Originally Posted by Markore
BTRFS has the same characteristics, but is FAR FAR MORE MATURE on Linux.
It makes no difference if the filesystem is mature on solaris. This has no relation to its level of maturity on linux.
You can use NTFS to compare. One could consider that NTFS was mature all the way back in 1993. Linux kernel 2.2 had the beginnings of NTFS support starting in 1999 -- was it suddenly a good idea to run your enterprise linux servers on NTFS all the way back in 1999? NTFS-3G wasn't considered stable (aka "safe") until 2007 -- 14 years after NTFS was introduced, and yet people STILL don't put their enterprise linux servers on that filesystem TODAY.
Must remember that it is a different platform. You can't just magically and instantly dump in code and expect it to work the same as what its emulating. It takes years to work out the bugs and stabilize it. Why go to all the trouble for ZFS when we have BTRFS that is so much closer to being enterprise ready? Even major distros like Fedora are talking about making BTRFS into the default filesystem for new installations AS SOON AS AUTUMN THIS YEAR. I would imagine that if this happens and works out, the next version of RHEL will follow in a few years -- that will be enterprise linux servers on BTRFS, well before ZFS is even ready for bleeding edge distros.
Nonsense. Nearly all the code is identical between the two. "Porting to linux" is simply plumbing it all into the linux kernel infrastructure. This isn't insubstantial, because many kernel behaviours do not match Solaris. But the core ZFS code is taken directly from upstream and its maturity CAN be inferred.
Originally Posted by droidhacker
BTRFS is (in the early stages of) being written from scratch. NONE of it is proven. This is what will take years.

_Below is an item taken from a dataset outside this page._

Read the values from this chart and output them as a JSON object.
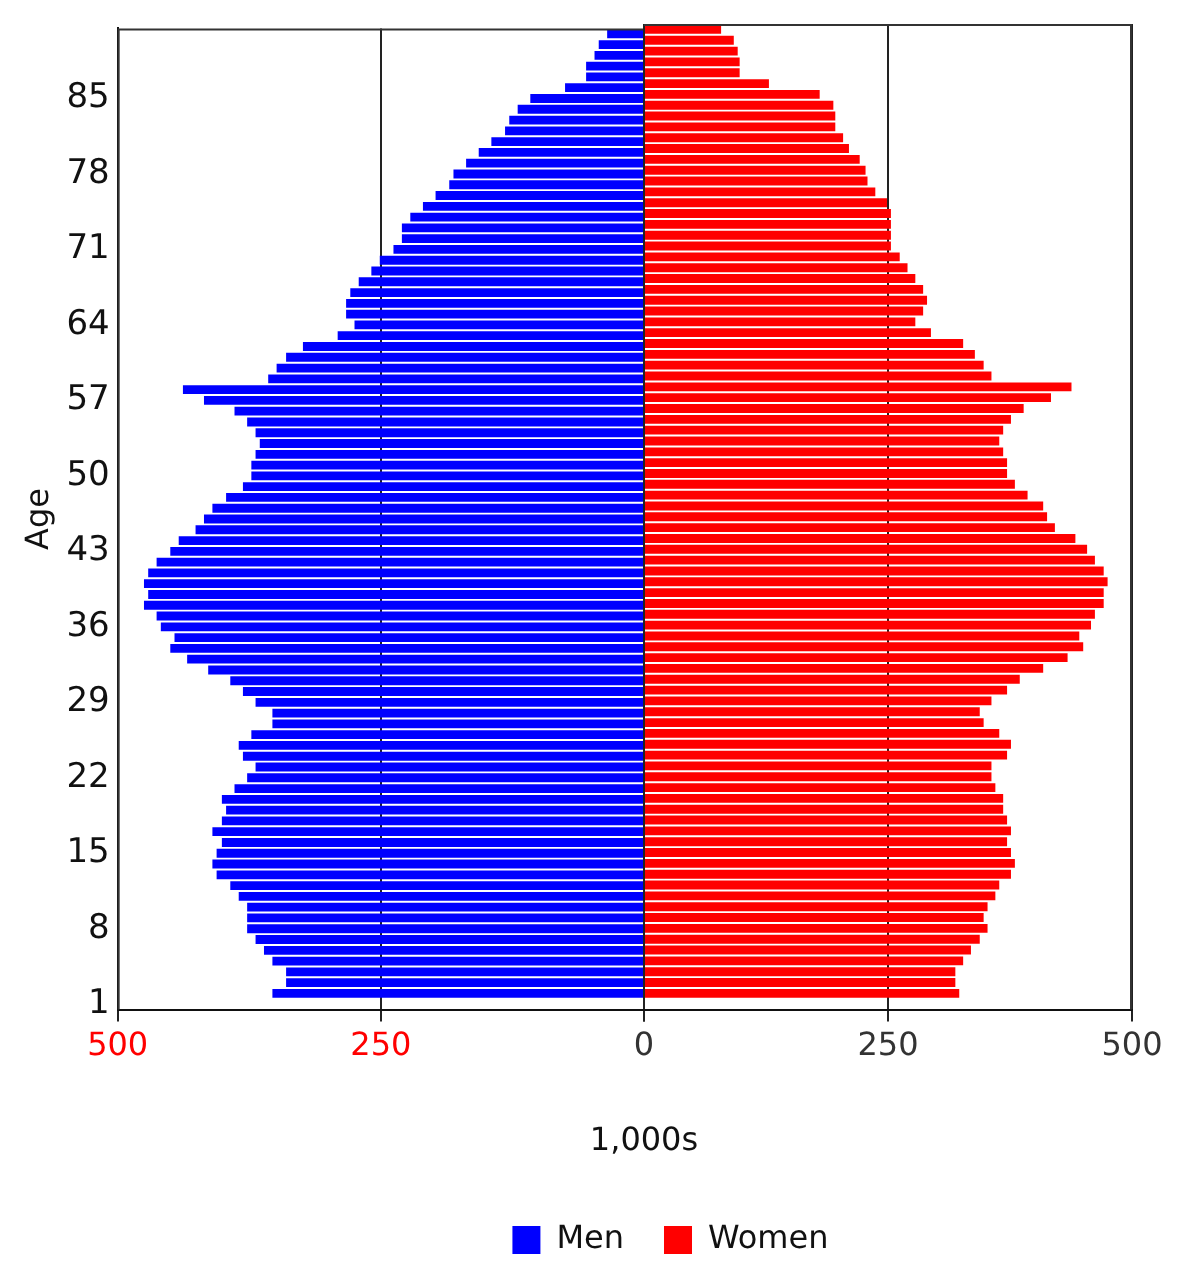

The ZFS "plumbing" needs to mature, admitted. As you say, you can't dump in code and expect it to just work. But this part is a tiny fraction of the complexity of ZFS itself, such that it seems a single full-time person plus occasional volunteers are getting it done in a reasonable amount of time.
Last edited by Wingfeather; 06-21-2011 at 09:44 AM.

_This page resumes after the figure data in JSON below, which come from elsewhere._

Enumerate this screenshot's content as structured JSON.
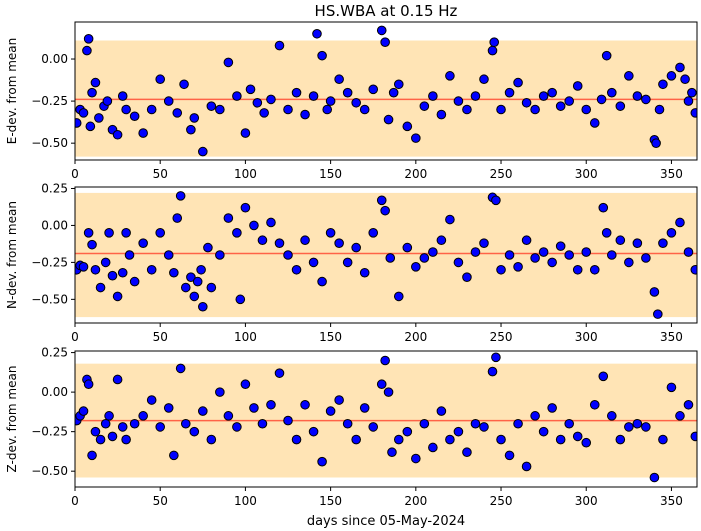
{
  "chart_data": {
    "type": "scatter",
    "title": "HS.WBA at 0.15 Hz",
    "xlabel": "days since 05-May-2024",
    "colors": {
      "marker_fill": "#0000ff",
      "marker_edge": "#000000",
      "band": "#ffe4b5",
      "mean_line": "#ff6347"
    },
    "panels": [
      {
        "ylabel": "E-dev. from mean",
        "xlim": [
          0,
          365
        ],
        "ylim": [
          -0.6,
          0.22
        ],
        "yticks": [
          -0.5,
          -0.25,
          0.0
        ],
        "ytick_labels": [
          "−0.50",
          "−0.25",
          "0.00"
        ],
        "xticks": [
          0,
          50,
          100,
          150,
          200,
          250,
          300,
          350
        ],
        "band": [
          -0.58,
          0.11
        ],
        "mean": -0.24,
        "series": [
          {
            "x": [
              1,
              3,
              5,
              7,
              8,
              9,
              10,
              12,
              14,
              17,
              19,
              22,
              25,
              28,
              30,
              35,
              40,
              45,
              50,
              55,
              60,
              64,
              68,
              70,
              75,
              80,
              85,
              90,
              95,
              100,
              103,
              107,
              111,
              115,
              120,
              125,
              130,
              135,
              140,
              142,
              145,
              148,
              150,
              155,
              160,
              165,
              170,
              175,
              180,
              182,
              184,
              187,
              190,
              195,
              200,
              205,
              210,
              215,
              220,
              225,
              230,
              235,
              240,
              245,
              246,
              250,
              255,
              260,
              265,
              270,
              275,
              280,
              285,
              290,
              295,
              300,
              305,
              309,
              312,
              315,
              320,
              325,
              330,
              335,
              340,
              341,
              343,
              345,
              350,
              355,
              358,
              360,
              362,
              364
            ],
            "y": [
              -0.38,
              -0.3,
              -0.32,
              0.05,
              0.12,
              -0.4,
              -0.2,
              -0.14,
              -0.35,
              -0.28,
              -0.25,
              -0.42,
              -0.45,
              -0.22,
              -0.3,
              -0.34,
              -0.44,
              -0.3,
              -0.12,
              -0.25,
              -0.32,
              -0.15,
              -0.42,
              -0.35,
              -0.55,
              -0.28,
              -0.3,
              -0.02,
              -0.22,
              -0.44,
              -0.18,
              -0.26,
              -0.32,
              -0.24,
              0.08,
              -0.3,
              -0.2,
              -0.33,
              -0.22,
              0.15,
              0.02,
              -0.3,
              -0.25,
              -0.12,
              -0.2,
              -0.26,
              -0.3,
              -0.18,
              0.17,
              0.1,
              -0.36,
              -0.2,
              -0.15,
              -0.4,
              -0.47,
              -0.28,
              -0.22,
              -0.33,
              -0.1,
              -0.25,
              -0.3,
              -0.22,
              -0.12,
              0.05,
              0.1,
              -0.3,
              -0.2,
              -0.14,
              -0.26,
              -0.3,
              -0.22,
              -0.2,
              -0.28,
              -0.25,
              -0.16,
              -0.3,
              -0.38,
              -0.24,
              0.02,
              -0.2,
              -0.28,
              -0.1,
              -0.22,
              -0.24,
              -0.48,
              -0.5,
              -0.3,
              -0.15,
              -0.1,
              -0.05,
              -0.12,
              -0.25,
              -0.2,
              -0.32
            ]
          }
        ]
      },
      {
        "ylabel": "N-dev. from mean",
        "xlim": [
          0,
          365
        ],
        "ylim": [
          -0.66,
          0.26
        ],
        "yticks": [
          -0.5,
          -0.25,
          0.0,
          0.25
        ],
        "ytick_labels": [
          "−0.50",
          "−0.25",
          "0.00",
          "0.25"
        ],
        "xticks": [
          0,
          50,
          100,
          150,
          200,
          250,
          300,
          350
        ],
        "band": [
          -0.62,
          0.22
        ],
        "mean": -0.19,
        "series": [
          {
            "x": [
              1,
              3,
              5,
              8,
              10,
              12,
              15,
              18,
              20,
              22,
              25,
              28,
              30,
              32,
              35,
              40,
              45,
              50,
              55,
              58,
              60,
              62,
              65,
              68,
              70,
              72,
              74,
              75,
              78,
              80,
              85,
              90,
              95,
              97,
              100,
              105,
              110,
              115,
              120,
              125,
              130,
              135,
              140,
              145,
              150,
              155,
              160,
              165,
              170,
              175,
              180,
              182,
              185,
              190,
              195,
              200,
              205,
              210,
              215,
              220,
              225,
              230,
              235,
              240,
              245,
              247,
              250,
              255,
              260,
              265,
              270,
              275,
              280,
              285,
              290,
              295,
              300,
              305,
              310,
              312,
              315,
              320,
              325,
              330,
              335,
              340,
              342,
              345,
              350,
              355,
              360,
              364
            ],
            "y": [
              -0.3,
              -0.27,
              -0.28,
              -0.05,
              -0.13,
              -0.3,
              -0.42,
              -0.25,
              -0.05,
              -0.34,
              -0.48,
              -0.32,
              -0.05,
              -0.2,
              -0.38,
              -0.12,
              -0.3,
              -0.05,
              -0.2,
              -0.32,
              0.05,
              0.2,
              -0.42,
              -0.35,
              -0.48,
              -0.38,
              -0.3,
              -0.55,
              -0.15,
              -0.42,
              -0.2,
              0.05,
              -0.05,
              -0.5,
              0.12,
              0.0,
              -0.1,
              0.02,
              -0.12,
              -0.2,
              -0.3,
              -0.1,
              -0.25,
              -0.38,
              -0.05,
              -0.12,
              -0.25,
              -0.15,
              -0.32,
              -0.05,
              0.17,
              0.1,
              -0.22,
              -0.48,
              -0.15,
              -0.28,
              -0.22,
              -0.18,
              -0.1,
              0.04,
              -0.25,
              -0.35,
              -0.18,
              -0.12,
              0.19,
              0.17,
              -0.3,
              -0.2,
              -0.28,
              -0.1,
              -0.22,
              -0.18,
              -0.25,
              -0.14,
              -0.2,
              -0.3,
              -0.18,
              -0.3,
              0.12,
              -0.05,
              -0.2,
              -0.1,
              -0.25,
              -0.12,
              -0.22,
              -0.45,
              -0.6,
              -0.12,
              -0.05,
              0.02,
              -0.18,
              -0.3
            ]
          }
        ]
      },
      {
        "ylabel": "Z-dev. from mean",
        "xlim": [
          0,
          365
        ],
        "ylim": [
          -0.6,
          0.26
        ],
        "yticks": [
          -0.5,
          -0.25,
          0.0,
          0.25
        ],
        "ytick_labels": [
          "−0.50",
          "−0.25",
          "0.00",
          "0.25"
        ],
        "xticks": [
          0,
          50,
          100,
          150,
          200,
          250,
          300,
          350
        ],
        "band": [
          -0.54,
          0.18
        ],
        "mean": -0.18,
        "series": [
          {
            "x": [
              1,
              3,
              5,
              7,
              8,
              10,
              12,
              15,
              18,
              20,
              22,
              25,
              28,
              30,
              35,
              40,
              45,
              50,
              55,
              58,
              62,
              65,
              70,
              75,
              80,
              85,
              90,
              95,
              100,
              105,
              110,
              115,
              120,
              125,
              130,
              135,
              140,
              145,
              150,
              155,
              160,
              165,
              170,
              175,
              180,
              182,
              184,
              186,
              190,
              195,
              200,
              205,
              210,
              215,
              220,
              225,
              230,
              235,
              240,
              245,
              247,
              250,
              255,
              260,
              265,
              270,
              275,
              280,
              285,
              290,
              295,
              300,
              305,
              310,
              315,
              320,
              325,
              330,
              335,
              340,
              345,
              350,
              355,
              360,
              364
            ],
            "y": [
              -0.18,
              -0.15,
              -0.12,
              0.08,
              0.05,
              -0.4,
              -0.25,
              -0.3,
              -0.2,
              -0.15,
              -0.28,
              0.08,
              -0.22,
              -0.3,
              -0.2,
              -0.15,
              -0.05,
              -0.22,
              -0.1,
              -0.4,
              0.15,
              -0.2,
              -0.25,
              -0.12,
              -0.3,
              0.0,
              -0.15,
              -0.22,
              0.05,
              -0.1,
              -0.2,
              -0.08,
              0.12,
              -0.18,
              -0.3,
              -0.08,
              -0.25,
              -0.44,
              -0.12,
              -0.05,
              -0.2,
              -0.3,
              -0.1,
              -0.22,
              0.05,
              0.2,
              0.0,
              -0.38,
              -0.3,
              -0.25,
              -0.42,
              -0.2,
              -0.35,
              -0.12,
              -0.3,
              -0.25,
              -0.38,
              -0.2,
              -0.22,
              0.13,
              0.22,
              -0.3,
              -0.4,
              -0.2,
              -0.47,
              -0.15,
              -0.25,
              -0.1,
              -0.3,
              -0.2,
              -0.28,
              -0.32,
              -0.08,
              0.1,
              -0.15,
              -0.3,
              -0.22,
              -0.2,
              -0.22,
              -0.54,
              -0.3,
              0.03,
              -0.15,
              -0.08,
              -0.28
            ]
          }
        ]
      }
    ]
  }
}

That's bull. There's a lot more than just plumbing.
Originally Posted by Wingfeather
Really? I follow the mailing list and the bug tracker closely and nearly all the traffic there is finding ways to match Solaris behaviour with linux behaviour.
The biggest barrier to ZFS adoption on Linux in particular is that you can't distribute a Linux kernel containing a mix of GPL'ed code and CDDL'ed code. You can build such a kernel for yourself or for your company, and that's fine, but as soon as you transmit binaries to another party, you've violated the GPL.
The BSDs don't have this issue; AFAIK you can chuck CDDL'ed code straight into a BSD kernel. So the fully open-source platform most likely to succeed OpenSolaris as the home of ZFS is actually going to be one of the BSDs; my guess is FreeBSD. A ground-up clean room implementation of ZFS licensed under the GPL2 or MIT/X11 license would be required to get ZFS accepted into the upstream Linux kernel. And until/unless it goes upstream, most of the important Linux distributions that count (as far as user adoption and/or commercial success) will not ship it.
The most likely place for ZFS to see any adoption at all on Linux is with Gentoo. If I understand the legal contracts we call licenses (IANAL), the distribution method of Gentoo uses (or abuses) a convenient loophole in the GPL. Essentially, the CDDL'ed ZFS code can be shipped in alongside GPL'ed Linux code without any legal conflict, as long as CDDL'ed ZFS binaries aren't shipped as a derivative work of GPL'ed Linux binaries. So I think the Gentoo project would be within its rights to distribute a ZFS module ebuild.
Still, Gentoo is an enthusiast distro; it definitely does not represent any sort of majority of users. Right now that majority would be RHEL, Ubuntu, Fedora, and OpenSUSE.
Maybe those are just the first steps to make it fully working on Linux (by fully I mean features)? Maybe then it will have to match the performance and stability compared to ZFS on solaris?
Originally Posted by Wingfeather
I think so, yes. At this point, it really is about making things work correctly. I've no idea how much work there is to do in performance tuning. Probably loads. Brian does say that none has been done at this point - all efforts are very much on hooking things up properly. That said, performance isn't that bad.
Originally Posted by kraftman
As for stability, with luck, the linux-specific parts of the code will hopefully mature quite quickly. From reading the list, it appears that the relevant differences between Linux and Solaris' kernel are becoming quite well understood, so hopefully the number of Gotcha's will start decreasing.